Automation is gathering momentum. Does that mean we can work less now? The answer is no. Fortunately, writes Jan Ketil Arnulf.
From a technological point of view, we could all be free from work now.
A brief calculation example shows how: In 1808, Norway had 906,000 inhabitants, mostly fishermen, farmers and sailors. Today, the Norwegian fishing fleet is made up of six thousand fleets but technically the three hundred most advanced vessels could carry out the combined work. Approximately 3,000 fishermen could do the job. Little more than one percent of the Norwegian labour force work in agriculture, but ruthless efficiency could probably reduce this to just three thousand jobs, too.
Thus, six thousand people – as many as starved to death in 1808 – could feed the rest of us. Most of the remaining population wouldn’t have to work - but only if we found it acceptable for them to live as they would have done in 1808.
Can we work less now? No
Technological innovations always raise the question: Can we work less now? The answer has always been no. This is fortunate, because less work has always resulted in increased poverty rather than leisure. This is unfortunate, because life has often been worse when technology has taken over jobs.
This can be illustrated through two technological breakthroughs: porridge and email.
About ten thousand years ago, people began to cultivate food rather than chase it on foot. Seasonal seeds, fruit and migratory birds could be replaced by a leisurely life in front of the granary. But things didn’t exactly turn out that way.
Instead, the population exploded because of the increased availability of food. The gain was literally eaten up. Famine was common – in medieval Europe it happened around every 10 years – but escape had become almost impossible. On top of this, the surplus would go to the managers – rulers, soldiers, priests and tax collectors.
Hunters and gatherers worked 35 hours per week with varied tasks and a complex diet. Farmers, however, had monotonous and difficult working lives for ten thousand years, working 40 to 80 hours per week, making a meagre wage and living on rice porridge with an aching back.
The invention of porridge was a disappointment.
Work everywhere, all the time
Rescue came in the form of heavy and even more monotonous industrial work. Despite warnings from Charles Dickens and Karl Marx, people fled from farming life worldwide to join the cities. In many countries, such as China, they’re continuing to do so. In developed countries, jobs in agriculture make up, at most, 1.2% of the population, even with subsidies.
Neither agriculture, IT or other inventions have given back saved time to the user.
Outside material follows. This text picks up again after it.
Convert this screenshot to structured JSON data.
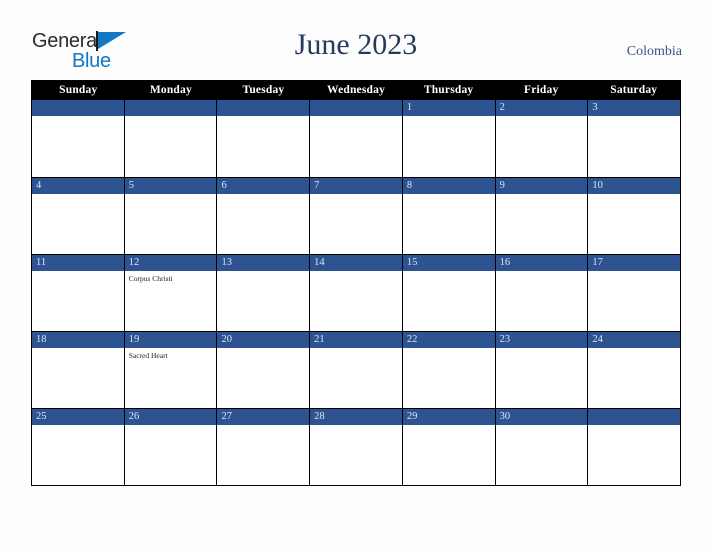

E-mail and mobile phones gave a temporary lead as long as others had to write letters and go to the telephone booth. Now people work everywhere, all the time.
Even professors aren’t protected
Technology has never looked better than now. Unmanned vehicles are a reality. Plane crashes during the last two years have proven that it’s the pilots who cause the problems. Drone technology is cheaper and safer.
Amazon and Alibaba have taken over the retail sector. Airbnb and Uber are about to do the same for the tourism industry. Digital algorithms write today’s articles and books (for example news about earthquakes and medical issues), trading stocks and managing marketing. These algorithms would be better at hiring employees than regular managers, too. Health robotics is going to take over nursing homes and elderly care because they do not forget medicines and the equipment is easier to keep sterile.
Even professors aren’t protected. Last year we published new research where we used digital algorithms to distinguish philosophy from empiricism. This is just as complicated as it sounds, and it took a machine to do it.
Local conflict causes global hunger
Had man been able to cultivate the Garden of Eden, we would have done it a long time ago. The problem isn’t technological but political and cultural: It’s about distribution. The famines of the past centuries haven’t been caused by a global lack of food. They have been caused by a lack of access to the food that already exists.
Global hunger is the result of small, local conflicts. The farmers drove out the hunters and gatherers. In modern society, this is called “indigenous issues”. Industry outcompeted the farmers, but there was friction between the worker's movement and the farmers for a long time. While Norway subsidized the shipping industry and power industry to preserve sailors and industrial jobs, skipper houses in the south were filled up with real estate agents and stock brokers.
The conflicts are global: rich countries fight to keep their knowledge industries competitive because only then can increase in income come with a degree of leisure. Countries that can afford to work less push the burden onto those who must work more.
Slavery at a higher level
The ongoing flight from low to high productivity provides the world with a record number of university students. We take more and more higher education, hoping to outrace technology and get one of the last jobs where ‘leisure’ does not mean ‘unemployment’.
Presumably, much of this race is already a concealed welfare measure. It’s not technically, but politically impossible to manage a society where only a handful are economically active. As long as the world does not agree on who should work, who should own, and who should receive, we must invent new jobs as soon as the old ones have gone.
Agriculture freed legs from running after food. The steam engine freed hands from holding the hammer. IT is about to free the mind. Can we use this to create more leisure time, or will it become slavery at a higher level?
This article is published as commentary on NRK Freedom 16th April 2015 (Norwegian).